I recently ordered a slew of books from Amazon. Some for me some for my kids. Before I clicked on the check out I decided to cruise the selections Amazon thought I might like. One of the books was "Contemporary American Woodworkers" by Michael A Stone. A book highlighting 10 modern era woodworkers, their philosophies and their work. Included are Wharton Esherick, Arthur Espenet Carpenter, George Nakashima, James Krenov, Bob Stocksdale, Wendell Castle, Tage Frid, Garry Knox Bennett, Sam Maloof, and Jere Osgood.
I bought it used. I probably paid less that $10.00 over all for it. The description by the seller (not Amazon directly but an "associate") was used and fair condition, hardcover with dust cover. I will happily pay a little more for a used book with the dust cover, it often means the book was well taken care of otherwise.
It arrived in the mail two days ago. I opened it up and was on the inside cover found an inscription that made my jaw drop.
Here was a book signed by the author, with an inscription written to Sam and Alfreda Maloof. That means this book was probably in Sam Maloof's hands at one point, and most likely among the books on his shelf. The possibilities of receiving this book from a random selection on Amazon amazes me. It's part of the human experience to tack significance onto seemingly random acts of coincidence, but then again, maybe there is something to destiny. This book could have ended up in a thousand different hands, people who would not ever have recognised the names in the inscription.
Having it in my possession almost feels like I stole something.
The book itself is fantastic. It gives a snapshot of woodworking in the mid 1980's. The parents of woodworking as I know it today. Between the covers are the roots of both studio furniture and modern woodworking media. We revere the words these men wrote and the furniture they built. Have you spent time in your favorite chair with "An Impractical Cabinetmaker" or "Soul of a Tree"? Paged through Fine Woodworking Magazine?
How revered are the names of Krenov and Maloof, Frid and Nakashima.
But the question remains, "Where do we go from here?" The book is nigh 30 years old. Who are the next ten Artisan Masters of today? Not to replace the artisans mentioned in this book, but to stand on their shoulders to see further, like those in the book stood on the shoulders of those before them.
How about men like Thos. Moser, David Savage, or Aaron Bladon? Writers and teachers like Jeff Miller or Tom Fidgen? An artistic wild card like Chris Wong? Someone immersed in green woodworking tradition like Jarrod StoneDahl?

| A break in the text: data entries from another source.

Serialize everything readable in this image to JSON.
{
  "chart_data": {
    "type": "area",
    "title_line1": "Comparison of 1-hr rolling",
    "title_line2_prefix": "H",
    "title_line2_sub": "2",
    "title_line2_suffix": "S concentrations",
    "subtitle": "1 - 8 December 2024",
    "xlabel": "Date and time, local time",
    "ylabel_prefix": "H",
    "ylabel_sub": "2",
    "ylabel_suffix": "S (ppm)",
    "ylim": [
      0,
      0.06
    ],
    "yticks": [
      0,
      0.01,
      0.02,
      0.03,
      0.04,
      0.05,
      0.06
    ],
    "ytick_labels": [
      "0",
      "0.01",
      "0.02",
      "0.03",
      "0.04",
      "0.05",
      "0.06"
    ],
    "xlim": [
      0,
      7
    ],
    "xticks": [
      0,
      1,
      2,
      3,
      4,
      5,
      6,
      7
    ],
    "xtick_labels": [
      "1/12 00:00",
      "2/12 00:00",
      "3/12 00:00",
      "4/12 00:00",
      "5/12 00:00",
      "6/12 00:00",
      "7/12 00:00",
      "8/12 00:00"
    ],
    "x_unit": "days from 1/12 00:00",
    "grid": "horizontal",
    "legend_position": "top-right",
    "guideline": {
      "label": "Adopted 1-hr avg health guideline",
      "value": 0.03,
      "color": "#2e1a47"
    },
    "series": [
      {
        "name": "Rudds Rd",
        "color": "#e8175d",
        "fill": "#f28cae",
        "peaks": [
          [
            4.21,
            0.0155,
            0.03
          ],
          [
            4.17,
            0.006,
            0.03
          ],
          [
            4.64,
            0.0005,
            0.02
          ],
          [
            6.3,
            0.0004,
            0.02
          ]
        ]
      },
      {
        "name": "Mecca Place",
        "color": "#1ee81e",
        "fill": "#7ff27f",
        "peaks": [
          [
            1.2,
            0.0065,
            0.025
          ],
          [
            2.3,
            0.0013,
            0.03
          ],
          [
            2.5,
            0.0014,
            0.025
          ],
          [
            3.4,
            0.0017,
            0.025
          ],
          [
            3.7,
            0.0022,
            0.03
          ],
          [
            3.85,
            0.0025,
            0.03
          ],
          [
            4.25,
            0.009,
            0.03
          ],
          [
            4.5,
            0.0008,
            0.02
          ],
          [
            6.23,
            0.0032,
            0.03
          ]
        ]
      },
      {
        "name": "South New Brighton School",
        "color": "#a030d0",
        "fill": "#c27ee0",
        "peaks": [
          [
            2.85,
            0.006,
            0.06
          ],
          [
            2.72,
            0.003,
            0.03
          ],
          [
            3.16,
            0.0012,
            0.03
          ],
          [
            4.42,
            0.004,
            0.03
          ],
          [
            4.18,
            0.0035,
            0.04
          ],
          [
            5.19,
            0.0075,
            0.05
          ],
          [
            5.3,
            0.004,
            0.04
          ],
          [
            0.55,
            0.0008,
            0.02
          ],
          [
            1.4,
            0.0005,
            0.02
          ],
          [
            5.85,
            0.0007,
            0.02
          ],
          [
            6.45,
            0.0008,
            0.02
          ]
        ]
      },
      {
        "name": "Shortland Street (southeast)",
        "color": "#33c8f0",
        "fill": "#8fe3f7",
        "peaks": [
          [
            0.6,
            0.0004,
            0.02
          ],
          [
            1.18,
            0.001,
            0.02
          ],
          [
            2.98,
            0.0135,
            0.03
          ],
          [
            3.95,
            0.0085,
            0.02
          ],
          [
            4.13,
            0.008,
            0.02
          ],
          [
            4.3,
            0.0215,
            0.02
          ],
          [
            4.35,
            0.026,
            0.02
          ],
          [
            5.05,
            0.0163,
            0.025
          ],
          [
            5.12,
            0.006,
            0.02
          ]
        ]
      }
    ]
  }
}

Or, is the furniture output you see from these woodworkers to much like the sculptural work of the ten men listed in Michael A. Stone's book.
What's the next step past sculptural, studio style furniture.
I sure don't consider myself nearly experienced enough, educated enough, or worldly enough to deserve the right to weigh in on the who or what of these questions.
We spend a lot of time looking at our past, and thats a good thing. We learn from our past.
We spend a fair amount of our time looking to our future. Soon I will start building this. Tomorrow I will cut the joinery for that. This is also good because you need to have a sense of where you want to go.
The thing you miss, looking to the future or rebuilding the past, is discovering where you're standing Right Now.
Like it or not, this book records ten woodworkers relevance in the past. Who would you count as the woodworkers building their relevance now and working towards the future?
I hope people will understand that someone has to ask these questions.